I have come to conclude that excessive mocks are a symptom of poor architecture.
Classic TDD as you describe (see the other reply, classic TDD is different) works great for algorithms: take some data, manipulate it, and get different data out. There is no need for mocks. This is where you business logic should be, and it is easy to test.
However this fails in the real world because algorithms are but a minority of code: most code in my experience is just moving data around from subsystem to subsystem, and external collaborators. Here you do have collaborators and the interactions are the point. Mocks now start to make sense because the point is my subsystem deliver data to that something else, and I shouldn't know or care what that something else is.
I've seen the above fail in several ways. I've seen people mock their algorithm from the communication, but in practice the communication and the algorithm are tightly coupled anyway so changes in once will change the other.
Worse, I see many people test not the subsystem boundaries, but boundaries within the subsystem.
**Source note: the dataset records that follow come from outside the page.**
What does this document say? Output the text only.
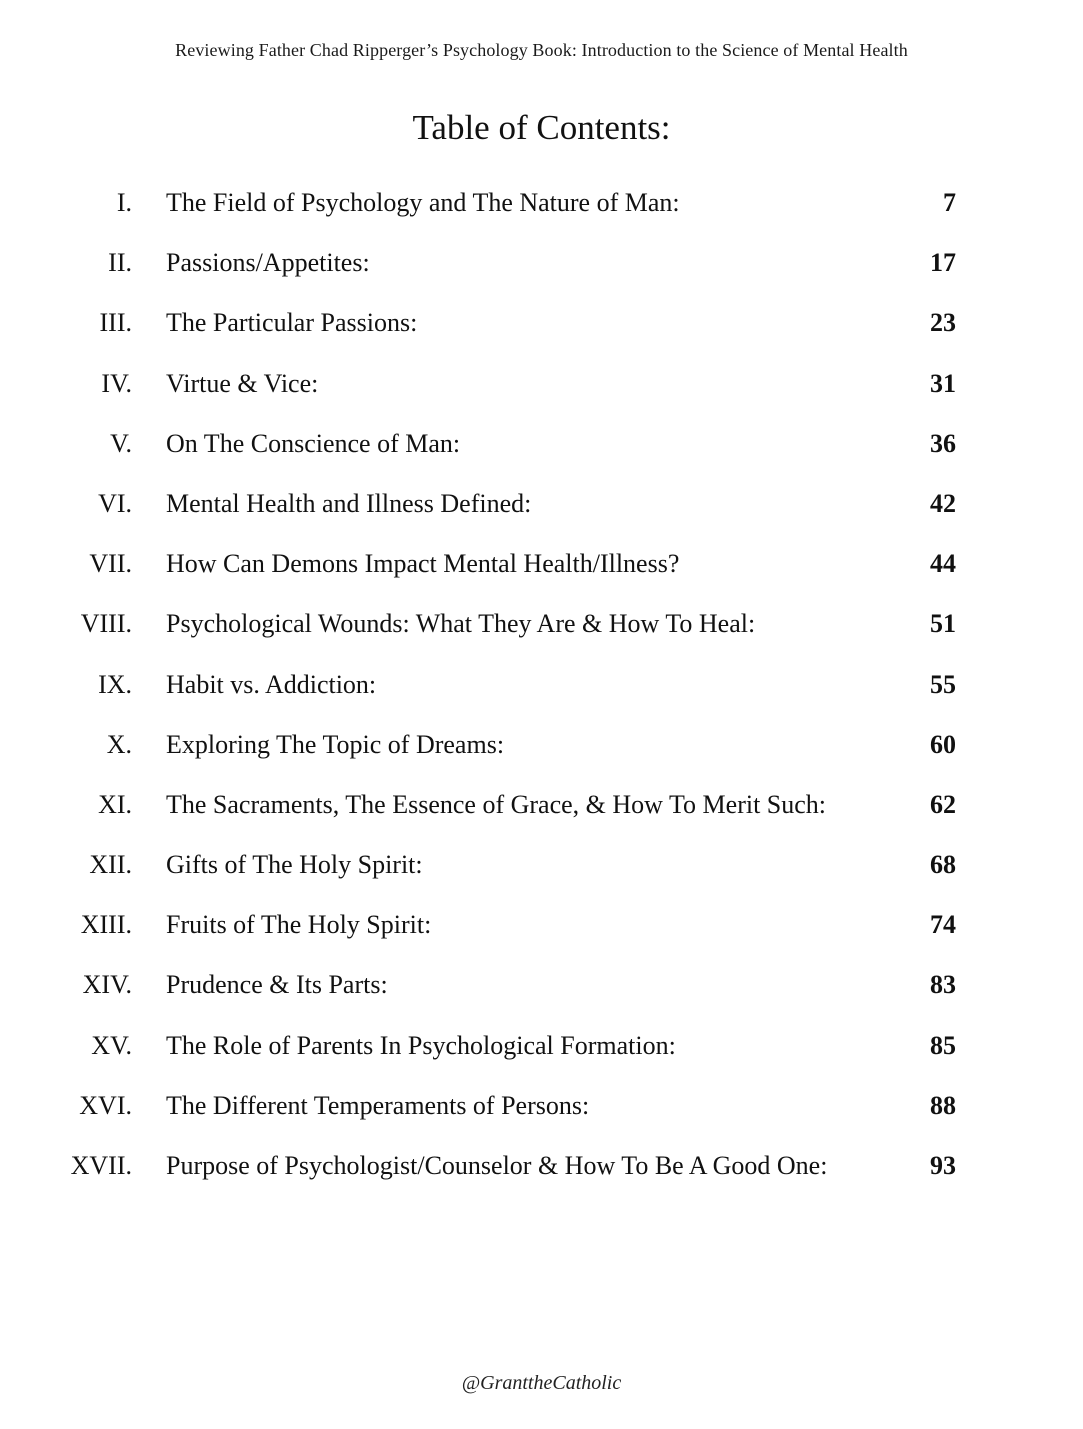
Reviewing Father Chad Ripperger’s Psychology Book: Introduction to the Science of Mental Health
Table of Contents:
I. The Field of Psychology and The Nature of Man:	7
II. Passions/Appetites:	17
III. The Particular Passions:	23
IV. Virtue & Vice:	31
V. On The Conscience of Man:	36
VI. Mental Health and Illness Defined:	42
VII. How Can Demons Impact Mental Health/Illness?	44
VIII. Psychological Wounds: What They Are & How To Heal:	51
IX. Habit vs. Addiction:	55
X. Exploring The Topic of Dreams:	60
XI. The Sacraments, The Essence of Grace, & How To Merit Such:	62
XII. Gifts of The Holy Spirit:	68
XIII. Fruits of The Holy Spirit:	74
XIV. Prudence & Its Parts:	83
XV. The Role of Parents In Psychological Formation:	85
XVI. The Different Temperaments of Persons:	88
XVII. Purpose of Psychologist/Counselor & How To Be A Good One:	93
@GranttheCatholic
That is they start writing the subsystem, and then realize (correctly) that they need to break the subsystem up, then they test the subsystem as it is broken down. This seems good, but it leads to brittle systems that cannot be changed because the sub-subsystem is now not allowed to change because it would break tests..
To understand this, remember, a test is an assertion that something will not change. Thus if you mock a collaborator you are asserting that the collaborator is a different subsystem and you and not allowed to refactor across this boundary. If the boundary is not an architecture boundary you shouldn't mock it because you might want to change it.